A questo punto due giovani attori che sedevano vicini in un angolo della tavola, si scambiarono una occhiata di intelligenza.
– Basta! farà ciascuno ciò che gli piace meglio! disse il capocomico. – Domani sera finiscono le recite… e per ora io non ho stipulato verun contratto, nè saprei dove recarmi a dare delle rappresentazioni. Frattanto parliamo d'altro… Se non mi inganno, sarebbe ora che ci servissero da pranzo… Ci siamo tutti?..
– Non manca che il primo amoroso…
– È strano!.. Cherubini non si fa mai aspettare all'ora del pranzo – disse il capocomico… Ma eccolo! Mettiti al tuo posto, Cherubini! La compagnia è completa… Signor oste, voi potete servire la minestra!
Il Cherubini, appena entrato nella sala, erasi avvicinato al poeta per domandargli non so quale avviso sul modo di abbigliarsi, nella nuova produzione. Finito quel breve colloquio, egli andò a sedere presso la prima donna, e mentre il direttore della compagnia dispensava la minestra:
– Signori e signore – prese a dire – scommetto che questa volta io sono il primo a darvi la grande notizia!

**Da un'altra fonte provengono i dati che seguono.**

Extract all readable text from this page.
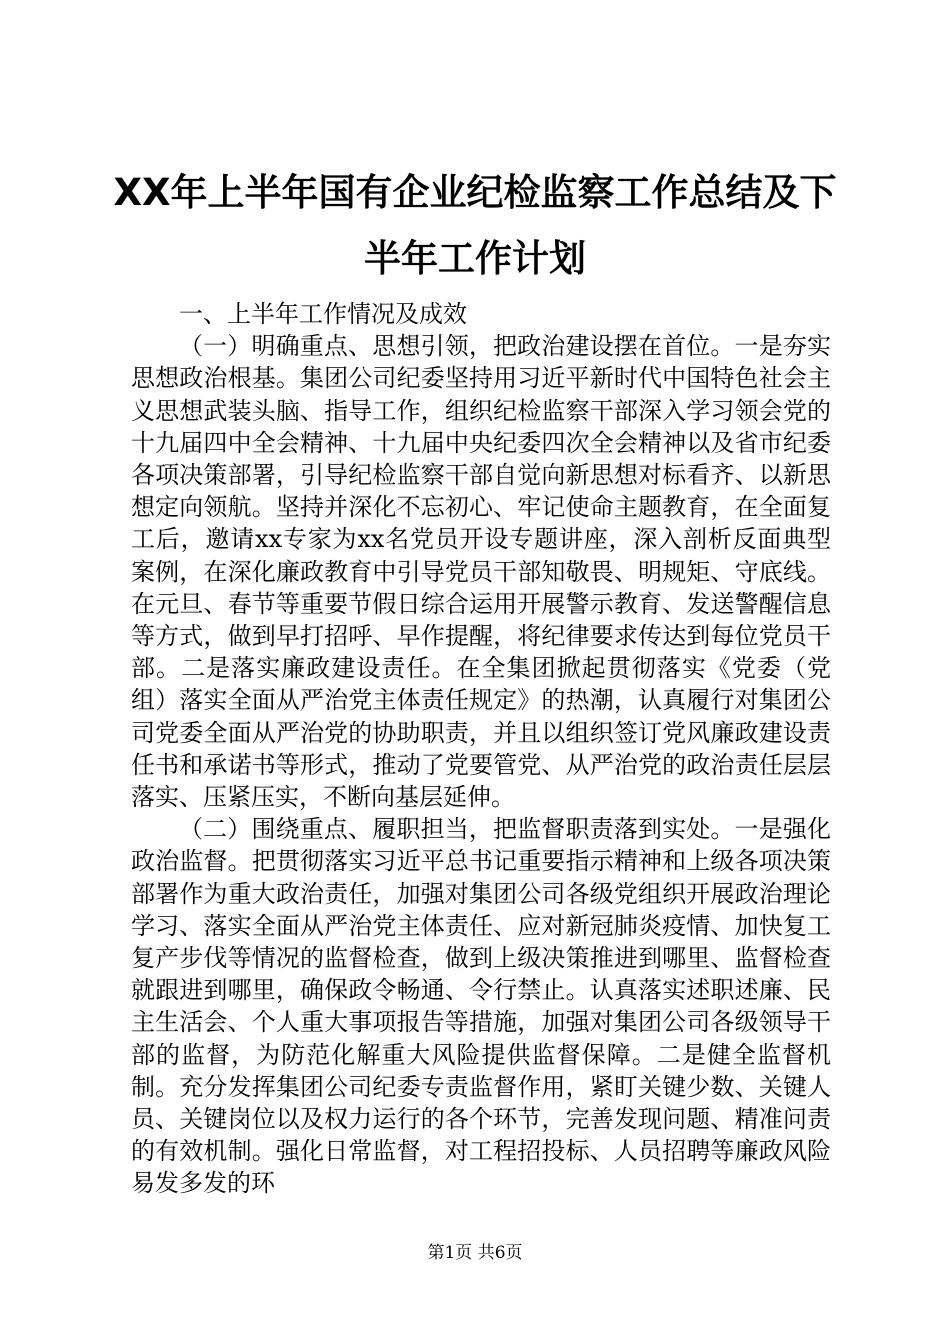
XX年上半年国有企业纪检监察工作总结及下半年工作计划

一、上半年工作情况及成效

（一）明确重点、思想引领，把政治建设摆在首位。一是夯实思想政治根基。集团公司纪委坚持用习近平新时代中国特色社会主义思想武装头脑、指导工作，组织纪检监察干部深入学习领会党的十九届四中全会精神、十九届中央纪委四次全会精神以及省市纪委各项决策部署，引导纪检监察干部自觉向新思想对标看齐、以新思想定向领航。坚持并深化不忘初心、牢记使命主题教育，在全面复工后，邀请xx专家为xx名党员开设专题讲座，深入剖析反面典型案例，在深化廉政教育中引导党员干部知敬畏、明规矩、守底线。在元旦、春节等重要节假日综合运用开展警示教育、发送警醒信息等方式，做到早打招呼、早作提醒，将纪律要求传达到每位党员干部。二是落实廉政建设责任。在全集团掀起贯彻落实《党委（党组）落实全面从严治党主体责任规定》的热潮，认真履行对集团公司党委全面从严治党的协助职责，并且以组织签订党风廉政建设责任书和承诺书等形式，推动了党要管党、从严治党的政治责任层层落实、压紧压实，不断向基层延伸。

（二）围绕重点、履职担当，把监督职责落到实处。一是强化政治监督。把贯彻落实习近平总书记重要指示精神和上级各项决策部署作为重大政治责任，加强对集团公司各级党组织开展政治理论学习、落实全面从严治党主体责任、应对新冠肺炎疫情、加快复工复产步伐等情况的监督检查，做到上级决策推进到哪里、监督检查就跟进到哪里，确保政令畅通、令行禁止。认真落实述职述廉、民主生活会、个人重大事项报告等措施，加强对集团公司各级领导干部的监督，为防范化解重大风险提供监督保障。二是健全监督机制。充分发挥集团公司纪委专责监督作用，紧盯关键少数、关键人员、关键岗位以及权力运行的各个环节，完善发现问题、精准问责的有效机制。强化日常监督，对工程招投标、人员招聘等廉政风险易发多发的环

第1页 共6页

– Una notizia! sentiamo! – esclamarono tutti ad una voce.
– E quale!.. Si vuole nientemeno… Ah! il signor poeta dovrà essere ben soddisfatto di quanto io sono per dire… Si vuole nientemeno che Garibaldi abbia lasciato Caprera…

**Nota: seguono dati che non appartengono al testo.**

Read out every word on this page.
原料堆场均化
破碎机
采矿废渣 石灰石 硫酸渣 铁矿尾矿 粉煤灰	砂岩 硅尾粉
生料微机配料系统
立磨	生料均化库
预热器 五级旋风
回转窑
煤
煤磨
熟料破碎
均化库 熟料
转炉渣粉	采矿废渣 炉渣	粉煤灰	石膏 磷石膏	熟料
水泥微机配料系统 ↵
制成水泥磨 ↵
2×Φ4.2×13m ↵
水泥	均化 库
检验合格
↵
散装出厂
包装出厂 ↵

– La bella novità!.. Il Pungolo l'ha già data non meno di dieci volte… Io non crederò che Garibaldi sia realmente partito da Caprera se non quando l'avrò veduto coi miei proprii occhi!
– Ebbene: se altro non vi abbisogna per rimanere convinti, non avrete che a recarvi domani alle due pomeridiane presso la stazione della ferrovia, e di là vedrete passare il generale che si reca col suo stato maggiore a visitare i depositi di Como e di Varese.
– Egli!..
– Garibaldi!..
– Domani!
– Egli… Garibaldi… domani… Alle due pomeridiane e cinque minuti sarà visibile alla stazione, dove probabilmente si arresterà un quarto d'ora.
Tutti i volti si animarono come se una favilla elettrica avesse percorso la comitiva. Quelle mascelle da comici atrocemente fameliche sostarono improvvisamente in segno di stupore e di venerazione. Le guancie degli attori più giovani impallidirono. Il brillante mormorò delle parole incomprensibili – i due, che poco dianzi si erano scambiati delle occhiate di intelligenza, questa volta si parlarono all'orecchio e parvero accordarsi in una mutua promessa.
– A costo di passare attraverso le inferriate, questa volta nessuno mi torrà di vederlo – esclamò la madre nobile che era una grassona di sessant'anni.
– Darei l'intiero prodotto della mia benefiziata di domani pur di accostarmi al suo vagone e baciargli la mano! – soggiunse la prima donna.
Ciascuno esprimeva il proprio entusiasmo con quel frasario iperbolico che è proprio degli artisti da teatro. Durante il pranzo uno solo fu il tema della conversazione. Il nuovo dramma fu obliato completamente – il poeta, gli attori, il padrone dell'albergo, i camerieri, i guatteri, il mozzo di stalla non ripetevano che un nome. Nelle sale, nella cucina, nel cortile, tutti i cuori e tutti i labbri inneggiavano ad un uomo.